O pecado que clama aos céus é o salário injusto e a exploração do trabalhador (Tiago 5,4). As máquinas trazem lucros mas expulsam os trabalhadores, que se transformam em migrantes e depois em favelados desempregados. Tudo isso é combustível para a violência, as drogas, o alcoolismo, a prostituição. O trabalho é a chave da questão social. Não esqueçamos o valor inestimável do voluntarismo e da gratuidade.
A crise econômica atual está tirando o emprego, o pão e a segurança dos pais de família, dos jovens, enfim, dos trabalhadores.
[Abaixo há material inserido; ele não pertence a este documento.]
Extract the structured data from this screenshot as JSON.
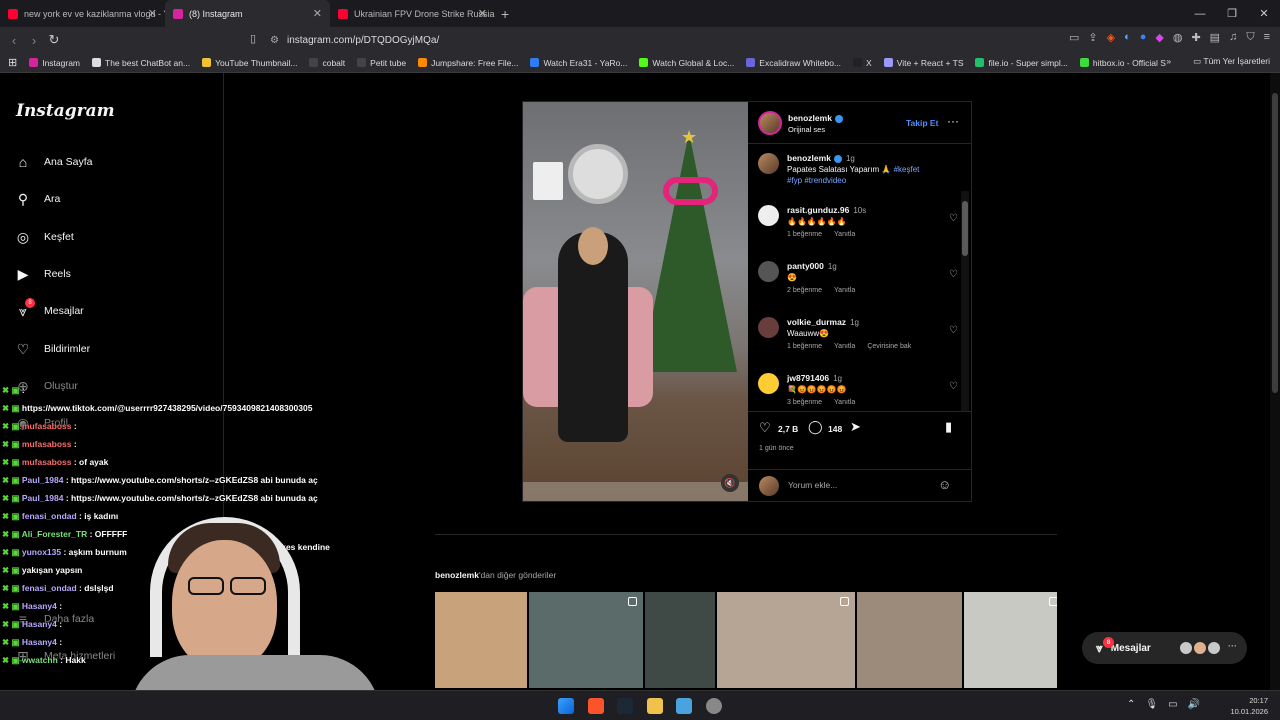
{
  "browser": {
    "tabs": [
      {
        "label": "new york ev ve kaziklanma vlogu - Yo",
        "icon_color": "#ff0033",
        "active": false
      },
      {
        "label": "(8) Instagram",
        "icon_color": "#d6249f",
        "active": true
      },
      {
        "label": "Ukrainian FPV Drone Strike Russian S",
        "icon_color": "#ff0033",
        "active": false
      }
    ],
    "url": "instagram.com/p/DTQDOGyjMQa/",
    "bookmarks": [
      {
        "label": "Instagram",
        "color": "#d6249f"
      },
      {
        "label": "The best ChatBot an...",
        "color": "#dddddd"
      },
      {
        "label": "YouTube Thumbnail...",
        "color": "#f2c230"
      },
      {
        "label": "cobalt",
        "color": "#444444"
      },
      {
        "label": "Petit tube",
        "color": "#444444"
      },
      {
        "label": "Jumpshare: Free File...",
        "color": "#ff8a00"
      },
      {
        "label": "Watch Era31 - YaRo...",
        "color": "#2e7cf6"
      },
      {
        "label": "Watch Global & Loc...",
        "color": "#53fc18"
      },
      {
        "label": "Excalidraw Whitebo...",
        "color": "#6965db"
      },
      {
        "label": "X",
        "color": "#222222"
      },
      {
        "label": "Vite + React + TS",
        "color": "#9999ff"
      },
      {
        "label": "file.io - Super simpl...",
        "color": "#21c16b"
      },
      {
        "label": "hitbox.io - Official Si...",
        "color": "#3cdc3c"
      }
    ],
    "bookmarks_folder": "Tüm Yer İşaretleri",
    "extension_badge": "11"
  },
  "sidebar": {
    "logo": "Instagram",
    "items": [
      {
        "label": "Ana Sayfa",
        "icon": "home-icon"
      },
      {
        "label": "Ara",
        "icon": "search-icon"
      },
      {
        "label": "Keşfet",
        "icon": "compass-icon"
      },
      {
        "label": "Reels",
        "icon": "reels-icon"
      },
      {
        "label": "Mesajlar",
        "icon": "messenger-icon",
        "badge": "8"
      },
      {
        "label": "Bildirimler",
        "icon": "heart-icon"
      },
      {
        "label": "Oluştur",
        "icon": "plus-icon"
      },
      {
        "label": "Profil",
        "icon": "avatar-icon"
      },
      {
        "label": "Daha fazla",
        "icon": "menu-icon"
      },
      {
        "label": "Meta hizmetleri",
        "icon": "grid-icon"
      }
    ]
  },
  "chat": [
    {
      "user": "",
      "user_color": "#8fd4ff",
      "text": ": "
    },
    {
      "user": "",
      "user_color": "#8fd4ff",
      "text": "https://www.tiktok.com/@userrrr927438295/video/7593409821408300305"
    },
    {
      "user": "mufasaboss",
      "user_color": "#ff6b6b",
      "text": " : "
    },
    {
      "user": "mufasaboss",
      "user_color": "#ff6b6b",
      "text": " : "
    },
    {
      "user": "mufasaboss",
      "user_color": "#ff6b6b",
      "text": " : of ayak"
    },
    {
      "user": "Paul_1984",
      "user_color": "#bba7ff",
      "text": " : https://www.youtube.com/shorts/z--zGKEdZS8 abi bunuda aç"
    },
    {
      "user": "Paul_1984",
      "user_color": "#bba7ff",
      "text": " : https://www.youtube.com/shorts/z--zGKEdZS8 abi bunuda aç"
    },
    {
      "user": "fenasi_ondad",
      "user_color": "#bba7ff",
      "text": " : iş kadını"
    },
    {
      "user": "Ali_Forester_TR",
      "user_color": "#7be07b",
      "text": " : OFFFFF"
    },
    {
      "user": "yunox135",
      "user_color": "#bba7ff",
      "text": " : aşkım burnum"
    },
    {
      "user": "",
      "user_color": "#ffffff",
      "text": "yakışan yapsın"
    },
    {
      "user": "fenasi_ondad",
      "user_color": "#bba7ff",
      "text": " : dslşlşd"
    },
    {
      "user": "Hasany4",
      "user_color": "#bba7ff",
      "text": " : "
    },
    {
      "user": "Hasany4",
      "user_color": "#bba7ff",
      "text": " : "
    },
    {
      "user": "Hasany4",
      "user_color": "#bba7ff",
      "text": " : "
    },
    {
      "user": "wwatchh",
      "user_color": "#7be07b",
      "text": " : Hakk"
    }
  ],
  "chat_fragment": "herkes kendine",
  "post": {
    "author": "benozlemk",
    "audio": "Orijinal ses",
    "follow_label": "Takip Et",
    "caption_time": "1g",
    "caption": "Papates Salatası Yaparım 🙏 ",
    "caption_tags": [
      "#keşfet",
      "#fyp",
      "#trendvideo"
    ],
    "comments": [
      {
        "user": "rasit.gunduz.96",
        "time": "10s",
        "text": "🔥🔥🔥🔥🔥🔥",
        "likes": "1 beğenme",
        "reply": "Yanıtla",
        "avatar": "#eeeeee"
      },
      {
        "user": "panty000",
        "time": "1g",
        "text": "😍",
        "likes": "2 beğenme",
        "reply": "Yanıtla",
        "avatar": "#555555"
      },
      {
        "user": "volkie_durmaz",
        "time": "1g",
        "text": "Waauww😍",
        "likes": "1 beğenme",
        "reply": "Yanıtla",
        "extra": "Çevirisine bak",
        "avatar": "#6a3d3d"
      },
      {
        "user": "jw8791406",
        "time": "1g",
        "text": "💐😡😡😡😡😡",
        "likes": "3 beğenme",
        "reply": "Yanıtla",
        "avatar": "#ffcc33"
      }
    ],
    "likes": "2,7 B",
    "comments_count": "148",
    "posted": "1 gün önce",
    "comment_placeholder": "Yorum ekle..."
  },
  "more_posts": {
    "author": "benozlemk",
    "label_suffix": "'dan diğer gönderiler",
    "thumbs": [
      {
        "color": "#c7a27a",
        "multi": false
      },
      {
        "color": "#5a6b6a",
        "multi": true
      },
      {
        "color": "#3f4a47",
        "multi": false
      },
      {
        "color": "#b6a595",
        "multi": true
      },
      {
        "color": "#9c8a7b",
        "multi": false
      },
      {
        "color": "#c9c9c4",
        "multi": true
      }
    ]
  },
  "messages_pill": {
    "label": "Mesajlar",
    "badge": "8"
  },
  "taskbar": {
    "time": "20:17",
    "date": "10.01.2026"
  }
}
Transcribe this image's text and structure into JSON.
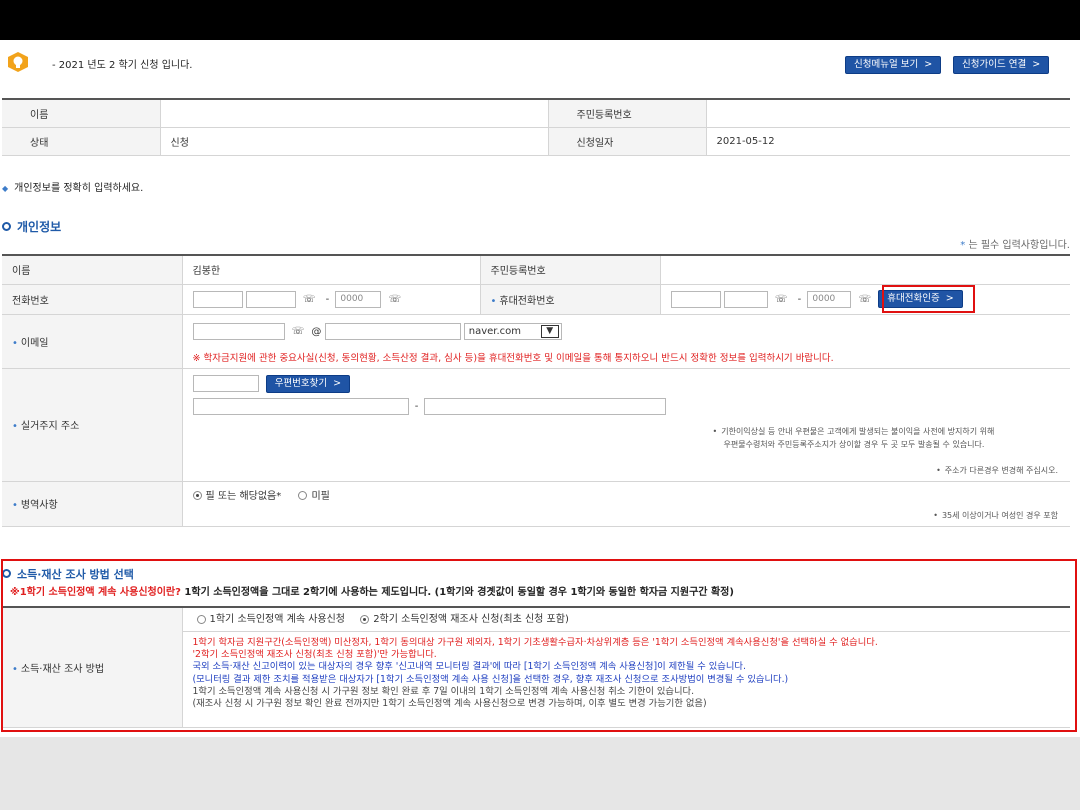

Todos são vítimas da globalização, da corrupção e do consumismo. Estes desempregados são forçados a migrar, a buscar refúgio nas drogas, na prostituição, nos assaltos, etc. São punidos e encarcerados. Como pode haver segurança pública, se os grandes deste mundo, que provocaram a crise econômica não buscarem a ética, o controle estatal da economia, enfim, uma mudança do sistema econômico atual? O império do mal é o culto ao consumismo, à ganância, ao dinheiro. O mundo pode e deve ser diferente. As desigualdades sociais, fomentam sempre mais a miséria, a violência, a iniquidade social. O Pai nosso, quer o pão nosso. Pão para todos.